Registered traditional Chinese medicine practitioners are forbidden by the College of Traditional Chinese Medicine Practitioners and Acupuncturists of B.C. from using such parts.
“The poaching of the black bear is barbaric and cannot be tolerated,” said Mary Watterson, the college’s CEO and registrar, in an email.
Watterson said the use of bear bile isn’t permitted in the province’s TCM practices and the college ensures its registrants uphold the law.
Meanwhile, Smith said a public release was sent out regarding the carcass near Sechelt in hopes the poachers can be tracked down.
“We’re run out of substantive evidence at the site,” Smith said.
“This is an opportunity for the public — somebody always knows something.”
Those looking to make a confidential report about this or other incidents can phone the Report All Poachers and Polluters (RAPP) toll-free number at 1-877-952-7277.
Poachers pay the price
High-profile bear poaching charges in B.C.
2014: Nanaimo resident Fan Liu attempted to buy illegal gall bladders during an undercover operation.
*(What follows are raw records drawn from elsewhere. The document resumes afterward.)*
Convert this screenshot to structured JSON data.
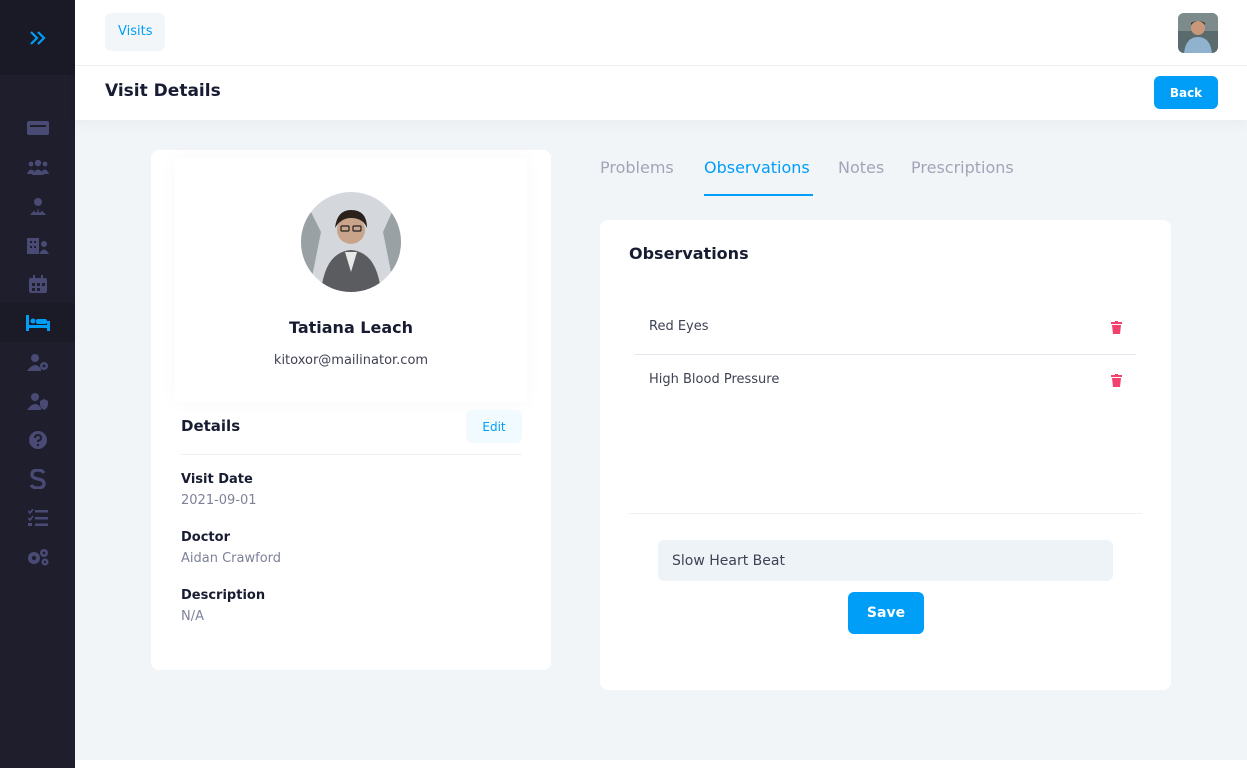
{
  "breadcrumb": {
    "label": "Visits"
  },
  "toolbar": {
    "title": "Visit Details",
    "back_label": "Back"
  },
  "sidebar": {
    "items": [
      {
        "icon": "dashboard-icon",
        "active": false
      },
      {
        "icon": "users-icon",
        "active": false
      },
      {
        "icon": "doctor-icon",
        "active": false
      },
      {
        "icon": "hospital-icon",
        "active": false
      },
      {
        "icon": "calendar-icon",
        "active": false
      },
      {
        "icon": "bed-icon",
        "active": true
      },
      {
        "icon": "user-settings-icon",
        "active": false
      },
      {
        "icon": "user-shield-icon",
        "active": false
      },
      {
        "icon": "help-icon",
        "active": false
      },
      {
        "icon": "subscription-icon",
        "active": false
      },
      {
        "icon": "tasks-icon",
        "active": false
      },
      {
        "icon": "settings-icon",
        "active": false
      }
    ]
  },
  "profile": {
    "name": "Tatiana Leach",
    "email": "kitoxor@mailinator.com"
  },
  "details": {
    "title": "Details",
    "edit_label": "Edit",
    "visit_date_label": "Visit Date",
    "visit_date": "2021-09-01",
    "doctor_label": "Doctor",
    "doctor": "Aidan Crawford",
    "description_label": "Description",
    "description": "N/A"
  },
  "tabs": [
    {
      "label": "Problems",
      "active": false
    },
    {
      "label": "Observations",
      "active": true
    },
    {
      "label": "Notes",
      "active": false
    },
    {
      "label": "Prescriptions",
      "active": false
    }
  ],
  "observations": {
    "title": "Observations",
    "items": [
      "Red Eyes",
      "High Blood Pressure"
    ],
    "input_value": "Slow Heart Beat",
    "save_label": "Save"
  },
  "colors": {
    "accent": "#009ef7",
    "sidebar": "#1e1e2d",
    "danger": "#f1416c"
  }
}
Penalty: $15,000 fine and $1,320 payment forfeited.
2011: Richmond resident Zhen Kun Chen was caught carrying three black bear paws in carry-on luggage at YVR. Penalty: $4,000 fine.
2005: Burnaby couple Kwang Ho Yoon and Myung Soon Yoon were caught in possession of a black bear gall bladder at a road check. Penalty: $6,000 fine and semi-automatic rifle confiscated.
2000: Burnaby resident Jae Beum Hue killed a black bear sow during closed season and took its paws and gall bladder. Its two young were presumed starved. Penalty: $14,500 fine, $5,000 rifle confiscated and 14 days in jail. Video.